Financial quantities change over time in a step-by-step fashion:
- Each year’s balance depends on last year’s balance
- Each repayment reduces the outstanding loan amount
- Each interest payment adds to the savings account
This “next value depends on current value” structure is perfectly captured by recurrence relations.
| Scenario | What happens each period |
|---|---|
| Simple interest | Fixed amount added each period |
| Compound interest | Balance multiplied by a constant each period |
| Reducing balance loan | Interest added, repayment subtracted |
| Annuity (investment) | Interest added, regular withdrawal made |
| Annuity (savings) | Regular deposit added, interest earned |
| Perpetuity | Interest earned equals withdrawal (balance stays constant) |
| Symbol | Meaning |
|---|---|
| $V_n$ | Value after $n$ periods |
| $V_0$ | Initial value (starting balance) |
| $r\%$ | Interest rate per period (as a percentage) |
| $R$ | Recurrence ratio $= 1 + \frac{r}{100}$ for compound; $= 1 - \frac{r}{100}$ for depreciation |
| $d$ | Regular payment amount (deposit or withdrawal) |
| $n$ | Number of periods |
In VCAA General Mathematics, technology (CAS calculator, financial calculator, or spreadsheet) is used to:
- Generate sequences term by term
- Find values after many periods
- Solve for unknown variables (interest rate, payment size, time to payoff)

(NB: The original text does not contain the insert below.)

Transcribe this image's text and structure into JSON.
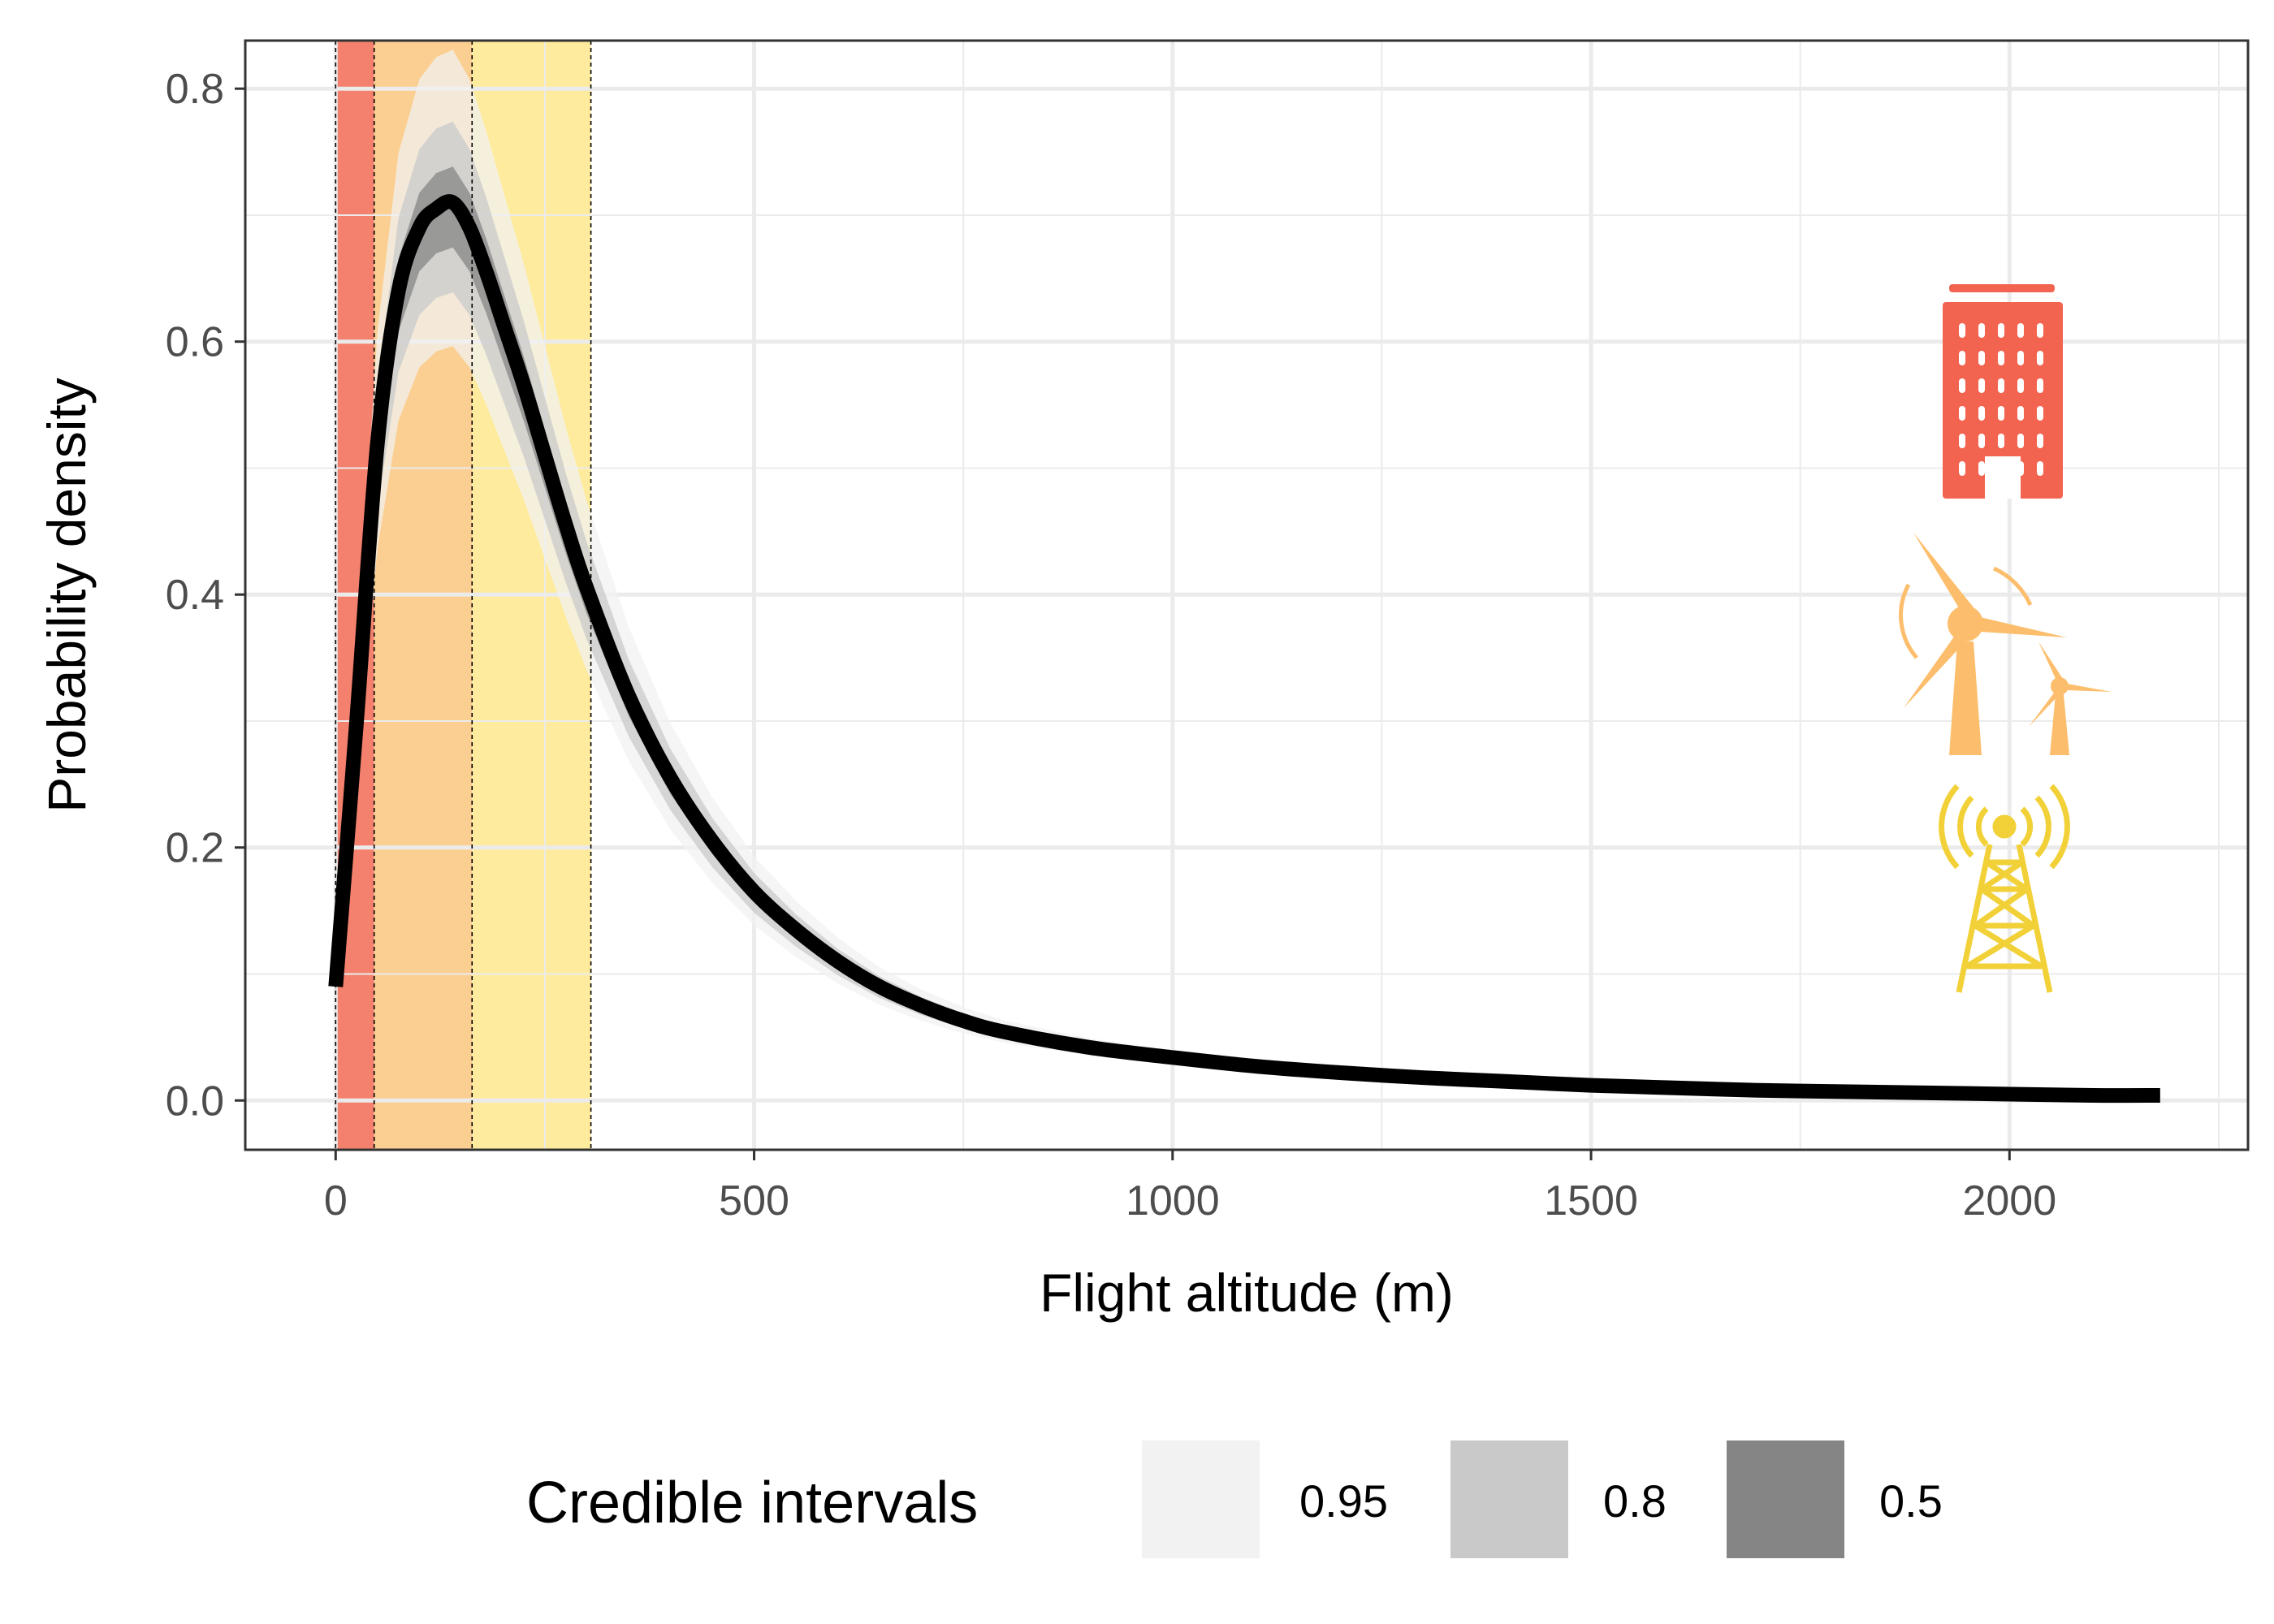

KEY TAKEAWAY: Recursion turns complex financial problems into a simple rule: “apply the rule, get the next value, repeat.” Technology makes it practical to find values after dozens of periods.
VCAA FOCUS: You must be able to write the recurrence relation, interpret it in context, and use it to solve problems. Being able to identify the type of financial model from a recurrence relation is also assessed.